Kitchen Towel refers to any towel in the kitchen, paper or cloth. Tea Towel is the British version of the American Dish Towel. The towel is used for drying or wiping anything that is wet including hands, dishes, glasses, pots, pans, counters, table tops, of anything in the kitchen.
My towel pattern is 2/2 Twill Pattern using 8/2 cotton woven to European standards and metric measurements which makes a thick heavy fabric that is absorbent and durable. The thread density is 11/ cm or 27.5/inch (55 thread count). The size is 41cm, approx. 16”, wide and 66cm, approx. 26”, long. The typical American towel woven in 2/2 Twill Pattern has a thread density of 24/inch ( 48 thread count) and ranges in width from 14”-18” and length 20”-28”.
The additional 3.5 threads per inch in the European Towel is 15% more thread than the American Towel. You give up some softness with the denser fabric, but the tradeoff is a thirsty tough towel that will last a long time.
My towel is a Tea Towel.
I just got back from my first weaving class, Vavsutga Basics, taught by Becky Ashenden. Since this was my first school I have nothing for comparison. I chose this class because I have a Glimakra Loom and the video “Dress Your Loom the Swedish Way” by Becky Ashenden was included with the loom purchase.
I was the only male in the group of eight and the only one with a Glimakra Loom. One person in the group had no weaving experience. I purposely waited till I had some experience and a list a questions that needed answering before I went to a class. Google, YouTube and Books gave me the basics to get going. Becky has lots of shortcuts, tips, and tricks that will make weaving fun and fast.
I am not going to give a day by day report. The blogs, The Tangled Warp and Love Those Hand at Home, do good job describing the daily class activities. Becky also provides a 15 week class called Vav Immersion. A good reference is the blog Tammy Weaves.
Here are the four items I made during class: wool throw, cotton/cottolin table square, cottolin/linen towel, and linen table square.The experience has definitely improved my weaving and significantly reduced my warping, beaming, and threading time.
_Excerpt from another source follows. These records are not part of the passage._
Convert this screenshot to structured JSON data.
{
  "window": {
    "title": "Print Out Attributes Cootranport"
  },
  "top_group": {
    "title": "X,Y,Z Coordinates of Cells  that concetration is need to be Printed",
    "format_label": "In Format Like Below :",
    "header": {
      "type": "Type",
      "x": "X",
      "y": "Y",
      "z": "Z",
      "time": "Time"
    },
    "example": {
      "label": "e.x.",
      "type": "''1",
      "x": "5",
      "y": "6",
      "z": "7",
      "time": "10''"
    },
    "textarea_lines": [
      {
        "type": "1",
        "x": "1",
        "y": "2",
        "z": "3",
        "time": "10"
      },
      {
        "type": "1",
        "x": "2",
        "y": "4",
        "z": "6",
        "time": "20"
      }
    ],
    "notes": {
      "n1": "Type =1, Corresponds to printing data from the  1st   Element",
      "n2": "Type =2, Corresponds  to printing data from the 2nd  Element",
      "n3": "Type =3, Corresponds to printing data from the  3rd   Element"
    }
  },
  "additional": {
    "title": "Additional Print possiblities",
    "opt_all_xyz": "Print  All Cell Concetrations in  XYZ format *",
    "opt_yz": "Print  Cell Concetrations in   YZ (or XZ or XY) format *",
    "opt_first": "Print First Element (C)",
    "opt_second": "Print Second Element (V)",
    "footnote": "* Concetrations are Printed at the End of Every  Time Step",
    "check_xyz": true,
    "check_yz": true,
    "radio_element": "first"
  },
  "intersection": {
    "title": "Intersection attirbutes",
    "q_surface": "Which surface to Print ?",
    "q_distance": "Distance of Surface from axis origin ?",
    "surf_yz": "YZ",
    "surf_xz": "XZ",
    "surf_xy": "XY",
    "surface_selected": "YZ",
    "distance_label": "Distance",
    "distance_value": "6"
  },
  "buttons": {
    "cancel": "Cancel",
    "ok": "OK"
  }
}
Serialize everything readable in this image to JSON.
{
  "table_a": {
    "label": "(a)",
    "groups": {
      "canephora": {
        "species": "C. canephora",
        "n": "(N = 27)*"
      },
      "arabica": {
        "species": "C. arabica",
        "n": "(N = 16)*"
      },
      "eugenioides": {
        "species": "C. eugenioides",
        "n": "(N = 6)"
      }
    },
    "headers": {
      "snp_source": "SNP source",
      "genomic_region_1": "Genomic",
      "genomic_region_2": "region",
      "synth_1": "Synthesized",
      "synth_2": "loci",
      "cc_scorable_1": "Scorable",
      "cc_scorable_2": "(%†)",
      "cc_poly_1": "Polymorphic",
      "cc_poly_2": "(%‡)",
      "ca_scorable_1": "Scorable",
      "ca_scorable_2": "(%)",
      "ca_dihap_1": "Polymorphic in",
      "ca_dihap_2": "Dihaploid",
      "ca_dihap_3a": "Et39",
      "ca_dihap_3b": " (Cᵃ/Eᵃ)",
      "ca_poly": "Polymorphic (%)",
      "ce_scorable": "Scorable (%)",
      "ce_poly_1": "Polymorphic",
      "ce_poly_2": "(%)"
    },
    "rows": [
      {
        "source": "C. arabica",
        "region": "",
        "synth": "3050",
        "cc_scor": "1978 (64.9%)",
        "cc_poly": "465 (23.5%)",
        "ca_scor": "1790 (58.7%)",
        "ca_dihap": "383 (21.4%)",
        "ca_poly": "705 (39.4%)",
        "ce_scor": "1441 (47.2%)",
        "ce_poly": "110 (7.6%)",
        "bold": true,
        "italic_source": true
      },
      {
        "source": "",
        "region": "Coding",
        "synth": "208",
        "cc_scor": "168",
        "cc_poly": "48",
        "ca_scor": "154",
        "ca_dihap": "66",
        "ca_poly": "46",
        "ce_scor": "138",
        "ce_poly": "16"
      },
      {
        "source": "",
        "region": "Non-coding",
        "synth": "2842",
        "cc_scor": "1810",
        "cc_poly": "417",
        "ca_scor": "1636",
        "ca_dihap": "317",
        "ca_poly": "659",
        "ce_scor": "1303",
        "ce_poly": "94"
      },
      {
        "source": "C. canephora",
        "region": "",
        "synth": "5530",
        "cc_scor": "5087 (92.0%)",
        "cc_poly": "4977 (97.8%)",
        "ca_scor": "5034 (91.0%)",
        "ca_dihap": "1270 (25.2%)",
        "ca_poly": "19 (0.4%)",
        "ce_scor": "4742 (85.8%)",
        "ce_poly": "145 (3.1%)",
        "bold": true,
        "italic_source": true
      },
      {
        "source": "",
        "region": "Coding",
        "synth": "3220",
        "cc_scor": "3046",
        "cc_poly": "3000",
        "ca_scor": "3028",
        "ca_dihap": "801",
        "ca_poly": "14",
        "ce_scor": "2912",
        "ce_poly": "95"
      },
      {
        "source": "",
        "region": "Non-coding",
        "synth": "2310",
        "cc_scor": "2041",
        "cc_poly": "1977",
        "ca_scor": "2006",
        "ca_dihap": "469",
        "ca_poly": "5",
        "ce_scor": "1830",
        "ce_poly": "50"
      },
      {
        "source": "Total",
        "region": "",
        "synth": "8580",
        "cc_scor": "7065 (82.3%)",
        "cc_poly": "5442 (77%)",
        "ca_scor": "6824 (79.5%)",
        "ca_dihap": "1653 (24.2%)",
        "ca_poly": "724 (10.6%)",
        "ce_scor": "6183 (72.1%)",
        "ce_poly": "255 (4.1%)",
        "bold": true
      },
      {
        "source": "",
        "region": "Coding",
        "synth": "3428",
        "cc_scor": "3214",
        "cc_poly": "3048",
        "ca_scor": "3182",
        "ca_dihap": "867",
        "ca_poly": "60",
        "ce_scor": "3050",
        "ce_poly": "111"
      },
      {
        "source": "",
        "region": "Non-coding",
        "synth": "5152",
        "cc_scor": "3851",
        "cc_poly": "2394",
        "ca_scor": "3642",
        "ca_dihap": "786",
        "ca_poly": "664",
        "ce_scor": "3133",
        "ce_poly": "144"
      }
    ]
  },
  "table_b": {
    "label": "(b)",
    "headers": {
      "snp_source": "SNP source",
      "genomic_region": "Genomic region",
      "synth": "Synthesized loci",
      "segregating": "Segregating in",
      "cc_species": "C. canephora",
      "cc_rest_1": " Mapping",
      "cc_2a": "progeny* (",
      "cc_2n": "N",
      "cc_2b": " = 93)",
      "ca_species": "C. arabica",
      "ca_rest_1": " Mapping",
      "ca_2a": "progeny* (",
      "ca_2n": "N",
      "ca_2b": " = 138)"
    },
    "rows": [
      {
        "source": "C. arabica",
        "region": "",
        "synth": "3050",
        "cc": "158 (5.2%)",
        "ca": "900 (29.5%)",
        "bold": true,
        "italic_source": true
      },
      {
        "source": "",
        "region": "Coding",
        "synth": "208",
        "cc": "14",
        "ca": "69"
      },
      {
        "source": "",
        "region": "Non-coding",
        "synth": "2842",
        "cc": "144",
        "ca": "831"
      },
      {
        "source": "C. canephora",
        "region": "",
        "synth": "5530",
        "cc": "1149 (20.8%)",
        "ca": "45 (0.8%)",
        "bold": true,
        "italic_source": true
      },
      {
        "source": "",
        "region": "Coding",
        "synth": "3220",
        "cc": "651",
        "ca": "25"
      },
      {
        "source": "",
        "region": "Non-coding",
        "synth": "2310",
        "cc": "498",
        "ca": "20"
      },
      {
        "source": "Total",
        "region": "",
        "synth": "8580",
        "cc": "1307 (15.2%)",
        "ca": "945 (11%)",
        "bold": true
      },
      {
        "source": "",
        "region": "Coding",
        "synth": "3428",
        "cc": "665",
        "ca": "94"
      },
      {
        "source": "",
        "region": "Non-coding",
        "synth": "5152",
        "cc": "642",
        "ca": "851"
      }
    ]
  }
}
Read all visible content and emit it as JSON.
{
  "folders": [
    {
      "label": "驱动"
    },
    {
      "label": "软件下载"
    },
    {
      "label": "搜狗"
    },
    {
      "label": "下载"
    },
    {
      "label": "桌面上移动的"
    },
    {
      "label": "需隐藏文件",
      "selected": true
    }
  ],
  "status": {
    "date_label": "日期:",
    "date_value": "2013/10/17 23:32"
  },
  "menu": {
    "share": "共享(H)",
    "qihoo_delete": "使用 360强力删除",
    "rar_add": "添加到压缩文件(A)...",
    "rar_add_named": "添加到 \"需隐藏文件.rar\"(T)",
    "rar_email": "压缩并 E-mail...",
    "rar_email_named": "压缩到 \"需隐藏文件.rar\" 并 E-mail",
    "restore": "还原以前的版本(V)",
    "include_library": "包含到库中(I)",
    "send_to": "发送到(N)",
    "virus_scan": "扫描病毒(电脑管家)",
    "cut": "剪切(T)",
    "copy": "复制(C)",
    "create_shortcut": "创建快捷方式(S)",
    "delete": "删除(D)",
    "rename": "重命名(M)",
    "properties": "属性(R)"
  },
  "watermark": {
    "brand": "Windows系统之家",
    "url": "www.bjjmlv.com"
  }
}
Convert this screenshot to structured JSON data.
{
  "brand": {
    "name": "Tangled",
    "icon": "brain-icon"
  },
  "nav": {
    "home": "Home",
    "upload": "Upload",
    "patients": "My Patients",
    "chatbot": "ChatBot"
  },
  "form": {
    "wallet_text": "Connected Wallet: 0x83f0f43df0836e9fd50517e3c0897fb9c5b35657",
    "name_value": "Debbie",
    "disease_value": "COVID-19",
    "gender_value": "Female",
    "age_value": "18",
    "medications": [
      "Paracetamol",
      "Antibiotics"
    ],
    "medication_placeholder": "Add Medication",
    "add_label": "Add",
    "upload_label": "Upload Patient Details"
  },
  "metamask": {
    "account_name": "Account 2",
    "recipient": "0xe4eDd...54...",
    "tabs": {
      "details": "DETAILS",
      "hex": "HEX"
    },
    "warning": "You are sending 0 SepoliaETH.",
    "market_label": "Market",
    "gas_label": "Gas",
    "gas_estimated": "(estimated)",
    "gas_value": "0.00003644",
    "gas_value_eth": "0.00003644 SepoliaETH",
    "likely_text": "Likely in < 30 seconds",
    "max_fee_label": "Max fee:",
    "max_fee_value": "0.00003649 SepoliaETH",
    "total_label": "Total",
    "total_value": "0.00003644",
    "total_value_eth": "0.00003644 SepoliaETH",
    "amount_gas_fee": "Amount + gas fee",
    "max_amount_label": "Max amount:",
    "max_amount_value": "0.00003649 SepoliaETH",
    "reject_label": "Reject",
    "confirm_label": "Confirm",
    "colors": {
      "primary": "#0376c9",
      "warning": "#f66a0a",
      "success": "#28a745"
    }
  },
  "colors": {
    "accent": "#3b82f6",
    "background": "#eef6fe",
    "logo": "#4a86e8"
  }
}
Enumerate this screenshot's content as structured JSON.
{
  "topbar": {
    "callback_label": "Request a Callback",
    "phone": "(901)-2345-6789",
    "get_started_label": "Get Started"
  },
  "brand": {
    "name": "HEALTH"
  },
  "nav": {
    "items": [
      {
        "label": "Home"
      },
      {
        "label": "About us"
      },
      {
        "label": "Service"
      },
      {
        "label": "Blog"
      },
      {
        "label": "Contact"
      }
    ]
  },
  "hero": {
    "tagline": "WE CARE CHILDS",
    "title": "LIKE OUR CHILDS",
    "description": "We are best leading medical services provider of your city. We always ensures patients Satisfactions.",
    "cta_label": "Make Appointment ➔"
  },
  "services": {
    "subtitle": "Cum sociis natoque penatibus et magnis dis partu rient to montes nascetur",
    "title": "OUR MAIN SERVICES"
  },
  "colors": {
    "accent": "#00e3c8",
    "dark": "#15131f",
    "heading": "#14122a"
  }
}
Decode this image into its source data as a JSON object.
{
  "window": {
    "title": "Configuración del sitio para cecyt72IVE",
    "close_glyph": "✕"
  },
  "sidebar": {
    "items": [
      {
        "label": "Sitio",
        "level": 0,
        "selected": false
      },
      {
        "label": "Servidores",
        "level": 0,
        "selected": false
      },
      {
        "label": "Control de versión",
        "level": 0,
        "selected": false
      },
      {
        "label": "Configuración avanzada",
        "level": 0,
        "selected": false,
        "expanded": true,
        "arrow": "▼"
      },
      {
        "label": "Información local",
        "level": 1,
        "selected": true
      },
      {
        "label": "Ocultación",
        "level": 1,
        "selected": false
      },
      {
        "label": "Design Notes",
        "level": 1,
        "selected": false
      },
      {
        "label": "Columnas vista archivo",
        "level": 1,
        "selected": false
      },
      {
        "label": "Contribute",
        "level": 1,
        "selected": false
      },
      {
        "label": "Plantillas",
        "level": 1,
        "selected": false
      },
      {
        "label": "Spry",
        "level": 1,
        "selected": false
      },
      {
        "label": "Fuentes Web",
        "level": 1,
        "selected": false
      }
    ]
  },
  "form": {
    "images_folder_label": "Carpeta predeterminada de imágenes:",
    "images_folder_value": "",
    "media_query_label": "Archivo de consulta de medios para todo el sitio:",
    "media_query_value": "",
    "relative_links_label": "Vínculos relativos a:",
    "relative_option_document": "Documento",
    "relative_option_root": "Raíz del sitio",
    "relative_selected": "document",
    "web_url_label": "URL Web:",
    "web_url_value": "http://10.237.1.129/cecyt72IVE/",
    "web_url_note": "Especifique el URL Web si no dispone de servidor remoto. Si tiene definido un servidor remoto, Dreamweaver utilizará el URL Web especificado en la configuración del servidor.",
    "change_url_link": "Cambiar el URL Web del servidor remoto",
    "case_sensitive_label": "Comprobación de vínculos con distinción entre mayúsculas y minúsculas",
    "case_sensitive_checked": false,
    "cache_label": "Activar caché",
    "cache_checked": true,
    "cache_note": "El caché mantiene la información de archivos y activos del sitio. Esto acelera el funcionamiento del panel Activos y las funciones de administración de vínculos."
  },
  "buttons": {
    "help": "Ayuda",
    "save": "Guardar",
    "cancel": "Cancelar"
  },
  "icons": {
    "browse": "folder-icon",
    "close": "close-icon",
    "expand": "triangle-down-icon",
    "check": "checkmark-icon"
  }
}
I will be going back; but first I need to practice what I learned.
While I was learning about the many choices and options available for the on-line part of the business, I was noticing that successful (or what appeared to be successful) crafters had created themes, design elements, or patterns for their handmade items; often referred to as “Top Sellers”. Crafter’s also offered to work with customers to design and create custom items.
What design and pattern should I use for kitchen towels? Twill 2/2 is the pattern of choice for towels. Twill makes a nice thick towel with a diagonal color pattern. For the design, I like the look of plaid bordering the towel. It is simple, fairly common, primarily two colors, and seems to be a “Top Seller” for some weavers.
My plaid border kitchen towel is going to have a design element inspired by the vintage flour sack; the basic narrow stripe. The stripe is simple, clean, and adds a small variation to the basic three striped plaid.
Next step is to layout the pattern on paper to see what it will look like.
I started weaving in 2012 using a backstrap technique to create Sami Bands as shown by Susan J Foulkes. After watching her YouTube Videos, I thought, I can do that, and wanted to try. I found a rigid heddle and shuttle on the Weavers Guild of Minnesota classified page for a good price, met the seller at Whole Foods, and took home my first weaving tools. I was hooked !!!